The Pope began his greetings by thanking a hospital staff member representing the two institutions which benefited from the charity event.
“In greeting you, I greet all of your colleagues in Italy and around the world, who are working and making sacrifices to assist the sick,” said the Pope. “May God repay you for your dedication!”
Francis also thanked the numerous athletes from across the globe who donated sporting goods to be sold in the auction.

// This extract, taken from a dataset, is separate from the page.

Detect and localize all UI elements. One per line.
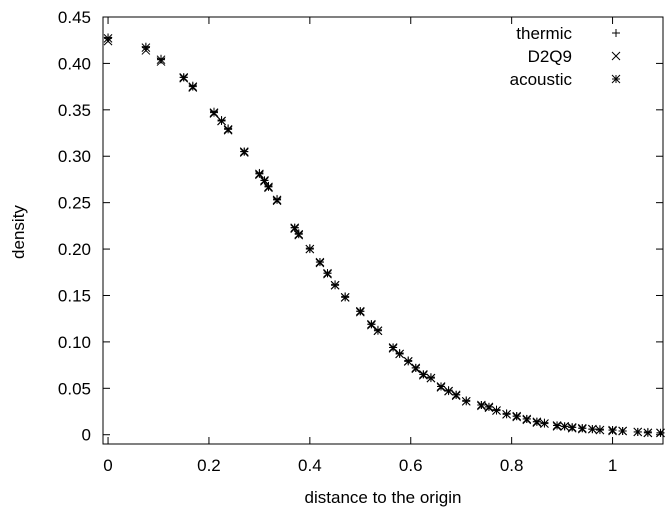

Items donated included a bicycle donated by cycling champion Peter Sagan and a shirt which Alex Zanardi wore at the Paralympics in Rio de Janeiro in 2016.
“It gave me great joy to know that several athletes even opened the doors of their homes to experience the joy of a direct encounter,” he added. “Opening the doors of one’s house means opening one’s heart.”
The “We Run Together” initiative, said the Pope, provided an opportunity for “athletic champions and other champions with disabilities” to meet together on the “same plane of human dignity.”
Sport that heals wounds
He said the most eloquent message offered by the fundraiser was its witness to a type of sport “that is inclusive, fraternal, and able to heal wounds, build bridges, and friendship.”
“True sport,” noted the Pope, “always maintains an amateur dimension… It is free.”
Pope Francis concluded his greetings by commending members of Vatican Athletics for promoting this model of sport.
“With God’s help,” he said, “we run together for fraternity and human dignity.”